Immunology Group, International Centre for Genetic Engineering and Biotechnology, Aruna Asaf Ali Marg, New Delhi 110067, India.
J Biol Chem. 2011 Nov 18;286(46):40307-19. doi: 10.1074/jbc.M111.266239. Epub 2011 Sep 27.
Global gene expression profiling has emerged as a major tool in understanding complex response patterns of biological systems to perturbations. However, a lack of unbiased analytical approaches has restricted the utility of complex microarray data to gain novel system level insights. Here we report a strategy, express path analysis (EPA), that helps to establish various pathways differentially recruited to achieve specific cellular responses under contrasting environmental conditions in an unbiased manner. The analysis superimposes differentially regulated genes between contrasting environments onto the network of functional protein associations followed by a series of iterative enrichments and network analysis. To test the utility of the approach, we infected THP1 macrophage cells with a virulent Mycobacterium tuberculosis strain (H37Rv) or the attenuated non-virulent strain H37Ra as contrasting perturbations and generated the temporal global expression profiles. EPA of the results provided details of response-specific and time-dependent host molecular network perturbations. Further analysis identified tyrosine kinase Src as the major regulatory hub discriminating the responses between wild-type and attenuated Mtb infection. We were then able to verify this novel role of Src experimentally and show that Src executes its role through regulating two vital antimicrobial processes of the host cells (i.e. autophagy and acidification of phagolysosome). These results bear significant potential for developing novel anti-tuberculosis therapy. We propose that EPA could prove extremely useful in understanding complex cellular responses for a variety of perturbations, including pathogenic infections.

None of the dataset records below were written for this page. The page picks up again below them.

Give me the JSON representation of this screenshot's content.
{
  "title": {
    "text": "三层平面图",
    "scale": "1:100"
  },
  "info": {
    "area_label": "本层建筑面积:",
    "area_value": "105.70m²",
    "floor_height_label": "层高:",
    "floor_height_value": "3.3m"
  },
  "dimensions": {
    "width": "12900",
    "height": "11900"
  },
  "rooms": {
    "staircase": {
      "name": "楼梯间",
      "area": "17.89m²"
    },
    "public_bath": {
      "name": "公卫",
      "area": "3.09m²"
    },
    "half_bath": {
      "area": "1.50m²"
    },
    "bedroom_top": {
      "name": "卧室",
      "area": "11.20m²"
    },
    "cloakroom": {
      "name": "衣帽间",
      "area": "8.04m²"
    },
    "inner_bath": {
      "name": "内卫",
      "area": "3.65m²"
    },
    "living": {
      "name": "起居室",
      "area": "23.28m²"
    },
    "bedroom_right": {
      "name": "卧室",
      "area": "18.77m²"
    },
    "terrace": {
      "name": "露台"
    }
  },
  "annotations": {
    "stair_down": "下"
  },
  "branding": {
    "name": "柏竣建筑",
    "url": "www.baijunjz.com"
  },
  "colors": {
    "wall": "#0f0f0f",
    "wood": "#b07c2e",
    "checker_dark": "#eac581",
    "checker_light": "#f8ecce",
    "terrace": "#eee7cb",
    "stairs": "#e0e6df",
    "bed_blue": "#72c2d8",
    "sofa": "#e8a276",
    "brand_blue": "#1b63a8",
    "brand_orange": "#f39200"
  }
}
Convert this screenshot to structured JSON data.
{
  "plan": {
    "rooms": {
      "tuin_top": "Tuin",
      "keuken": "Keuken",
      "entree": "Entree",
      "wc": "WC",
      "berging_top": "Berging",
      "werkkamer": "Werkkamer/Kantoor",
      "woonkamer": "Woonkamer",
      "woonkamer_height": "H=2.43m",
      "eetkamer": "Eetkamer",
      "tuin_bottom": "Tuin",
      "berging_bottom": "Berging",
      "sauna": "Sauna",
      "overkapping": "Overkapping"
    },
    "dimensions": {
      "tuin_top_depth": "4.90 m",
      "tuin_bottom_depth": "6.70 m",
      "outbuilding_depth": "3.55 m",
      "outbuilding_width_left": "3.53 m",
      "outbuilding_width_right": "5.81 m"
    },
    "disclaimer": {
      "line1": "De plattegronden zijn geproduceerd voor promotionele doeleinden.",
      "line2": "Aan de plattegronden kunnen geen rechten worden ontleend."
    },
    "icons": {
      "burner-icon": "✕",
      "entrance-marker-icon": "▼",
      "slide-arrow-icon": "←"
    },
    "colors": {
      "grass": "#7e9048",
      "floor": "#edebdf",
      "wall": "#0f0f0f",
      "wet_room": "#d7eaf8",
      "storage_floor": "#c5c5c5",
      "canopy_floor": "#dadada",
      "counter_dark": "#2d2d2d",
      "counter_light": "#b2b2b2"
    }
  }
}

全球基因表达谱分析已成为理解生物系统对干扰的复杂反应模式的主要工具。然而,缺乏无偏分析方法限制了复杂微阵列数据在获得新的系统水平见解方面的应用。在这里,我们报告了一种策略,表达路径分析(EPA),该策略有助于以无偏的方式建立各种途径,以实现特定的细胞反应,从而获得各种途径。该分析将对比环境下差异调节的基因叠加到功能蛋白关联网络上,然后进行一系列迭代富集和网络分析。为了测试该方法的实用性,我们用一种毒力结核分枝杆菌(H37Rv)或减毒非毒力株 H37Ra 感染 THP1 巨噬细胞作为对比干扰,并生成了时间上的全局表达谱。EPA 对结果的分析提供了宿主分子网络对特定反应和时间依赖性干扰的详细信息。进一步的分析确定酪氨酸激酶Src 是区分野生型和减毒 Mtb 感染反应的主要调节枢纽。然后,我们能够通过实验验证 Src 的这一新颖作用,并表明 Src 通过调节宿主细胞的两个重要抗菌过程(即自噬和吞噬溶酶体酸化)来执行其作用。这些结果为开发新型抗结核疗法提供了重要的潜力。我们提出,EPA 可以证明在理解各种干扰(包括致病性感染)的复杂细胞反应方面非常有用。